The Museum has a healthy representation of female photographers because one of the largest donors to the collection was Jane Reese Williams and that was her interest and what she collected. Another artist mentioned in this regard was Judy Dater (1941- ) and here we own a very well known image she took of the famous photographer, Immogen Cunningham (1883-1976) called “Immogen and Twinka”.
The Museum has made an effort to include artists who were born or worked in New Mexico. One that I did not know had a connection to the state was Beaumont Newhall (1908-1993) who was a famous pioneer in the field as a photo historian, as well as a photographer. He started as the librarian at the Museum of Modern Art in New York, went from there to George Eastman House in Rochester, New York and then came to live in Santa Fe and taught at the University of New Mexico. Already in 1937, at the request of Alfred Barr, Jr., MOMA’s first director, he curated the exhibition, “Photography 1839-1937” . The accompanying catalog was ground-breaking, “Photography a Short Critical History”, and it was key in bringing photography into the mainstream in this country.

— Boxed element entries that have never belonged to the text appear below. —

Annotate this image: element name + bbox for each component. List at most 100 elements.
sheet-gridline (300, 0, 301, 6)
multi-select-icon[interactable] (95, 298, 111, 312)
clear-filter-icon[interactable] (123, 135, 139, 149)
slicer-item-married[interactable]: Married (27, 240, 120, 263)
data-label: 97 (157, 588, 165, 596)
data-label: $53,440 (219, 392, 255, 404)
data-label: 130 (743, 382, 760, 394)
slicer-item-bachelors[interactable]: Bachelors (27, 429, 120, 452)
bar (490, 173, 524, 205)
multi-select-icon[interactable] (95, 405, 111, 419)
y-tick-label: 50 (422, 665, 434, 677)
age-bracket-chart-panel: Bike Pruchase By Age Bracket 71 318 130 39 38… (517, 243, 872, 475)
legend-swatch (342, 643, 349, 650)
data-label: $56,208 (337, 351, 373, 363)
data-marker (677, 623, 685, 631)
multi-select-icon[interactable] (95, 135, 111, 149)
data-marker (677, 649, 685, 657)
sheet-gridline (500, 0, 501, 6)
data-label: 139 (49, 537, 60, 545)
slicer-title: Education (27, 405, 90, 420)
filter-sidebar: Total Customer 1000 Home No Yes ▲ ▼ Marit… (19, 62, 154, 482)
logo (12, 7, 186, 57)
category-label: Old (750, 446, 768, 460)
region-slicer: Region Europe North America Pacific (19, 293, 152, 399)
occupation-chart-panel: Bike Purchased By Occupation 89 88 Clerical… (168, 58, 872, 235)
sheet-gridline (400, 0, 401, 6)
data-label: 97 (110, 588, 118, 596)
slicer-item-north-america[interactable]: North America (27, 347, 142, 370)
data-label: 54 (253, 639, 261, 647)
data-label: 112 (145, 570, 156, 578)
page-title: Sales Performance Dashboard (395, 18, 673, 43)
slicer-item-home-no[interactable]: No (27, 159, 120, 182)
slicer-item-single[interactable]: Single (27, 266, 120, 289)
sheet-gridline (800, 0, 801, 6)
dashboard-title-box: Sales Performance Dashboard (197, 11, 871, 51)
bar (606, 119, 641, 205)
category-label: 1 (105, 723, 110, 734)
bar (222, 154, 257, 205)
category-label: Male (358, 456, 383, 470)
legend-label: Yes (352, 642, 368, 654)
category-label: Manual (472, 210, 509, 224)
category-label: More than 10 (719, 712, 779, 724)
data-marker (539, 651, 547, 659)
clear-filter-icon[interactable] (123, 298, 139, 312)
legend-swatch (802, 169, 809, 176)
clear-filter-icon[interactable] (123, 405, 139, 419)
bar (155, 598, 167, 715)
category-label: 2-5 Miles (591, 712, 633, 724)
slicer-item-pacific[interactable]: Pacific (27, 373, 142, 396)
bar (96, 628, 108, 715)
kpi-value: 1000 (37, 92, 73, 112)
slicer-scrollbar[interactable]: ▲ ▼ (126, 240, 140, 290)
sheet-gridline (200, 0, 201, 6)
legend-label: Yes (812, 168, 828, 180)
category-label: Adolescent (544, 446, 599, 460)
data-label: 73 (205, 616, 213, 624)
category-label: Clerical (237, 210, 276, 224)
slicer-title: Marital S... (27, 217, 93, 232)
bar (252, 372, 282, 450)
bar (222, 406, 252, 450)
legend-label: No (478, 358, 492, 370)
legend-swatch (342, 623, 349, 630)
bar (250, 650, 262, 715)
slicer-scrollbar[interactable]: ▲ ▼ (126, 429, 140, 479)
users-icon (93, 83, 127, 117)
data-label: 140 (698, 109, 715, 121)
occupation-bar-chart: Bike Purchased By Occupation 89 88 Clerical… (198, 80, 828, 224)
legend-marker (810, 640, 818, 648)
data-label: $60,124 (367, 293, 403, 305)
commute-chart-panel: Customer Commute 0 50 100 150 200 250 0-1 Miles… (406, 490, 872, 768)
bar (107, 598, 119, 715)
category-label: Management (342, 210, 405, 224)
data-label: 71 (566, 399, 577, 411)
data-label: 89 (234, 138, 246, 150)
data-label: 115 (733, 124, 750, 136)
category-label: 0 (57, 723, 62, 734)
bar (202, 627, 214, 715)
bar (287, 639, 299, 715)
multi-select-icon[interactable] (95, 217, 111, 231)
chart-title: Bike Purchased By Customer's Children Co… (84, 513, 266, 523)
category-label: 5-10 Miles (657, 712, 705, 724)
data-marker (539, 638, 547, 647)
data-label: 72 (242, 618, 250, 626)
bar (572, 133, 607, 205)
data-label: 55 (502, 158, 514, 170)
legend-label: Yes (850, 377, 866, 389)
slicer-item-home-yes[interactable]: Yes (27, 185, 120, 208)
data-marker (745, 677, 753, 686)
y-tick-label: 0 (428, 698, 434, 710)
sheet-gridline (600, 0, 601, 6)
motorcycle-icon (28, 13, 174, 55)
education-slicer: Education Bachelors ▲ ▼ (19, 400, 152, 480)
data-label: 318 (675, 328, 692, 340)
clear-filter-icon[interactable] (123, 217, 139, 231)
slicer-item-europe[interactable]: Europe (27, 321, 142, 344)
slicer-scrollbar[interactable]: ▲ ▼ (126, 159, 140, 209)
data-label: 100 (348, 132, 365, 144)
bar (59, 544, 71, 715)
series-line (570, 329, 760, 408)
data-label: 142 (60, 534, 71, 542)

For “F” it was the “Farm Security Administration” which was a 1930’s program to give work to artists. We have one of the artists that she showed, Russell Lee.
One photographer where the museum has quite a different type image than ours is
Victor Masayesva. In fact, we kept our photos by the artist out of the photographs on loan because we hang them at home. For me they made a bridge of our collection of photographs acquired back East and our Native American collection which is here in New Mexico. Victor is not only a photographer but also a film maker. He is a member of the Hopi tribe who received scholarships both to the Horace Man School in New York City as well as to Princeton University.
In some respects the lecture was an invitation to join FOCAP, the Friends of Contemporary Art and Photography, in a fund raising effort but it was a most enjoyable plea. Every exciting lectre has a hook or gimmick to give the audience something to remember other than the facts and figures.
Kate Ware came up with quite an original one: seizing on her lecture title she sang the beginning of the children’s “ABC” song at the start of her lecture and bookended it with the last words of the song at the end. What made it work? She has a wonderful voice.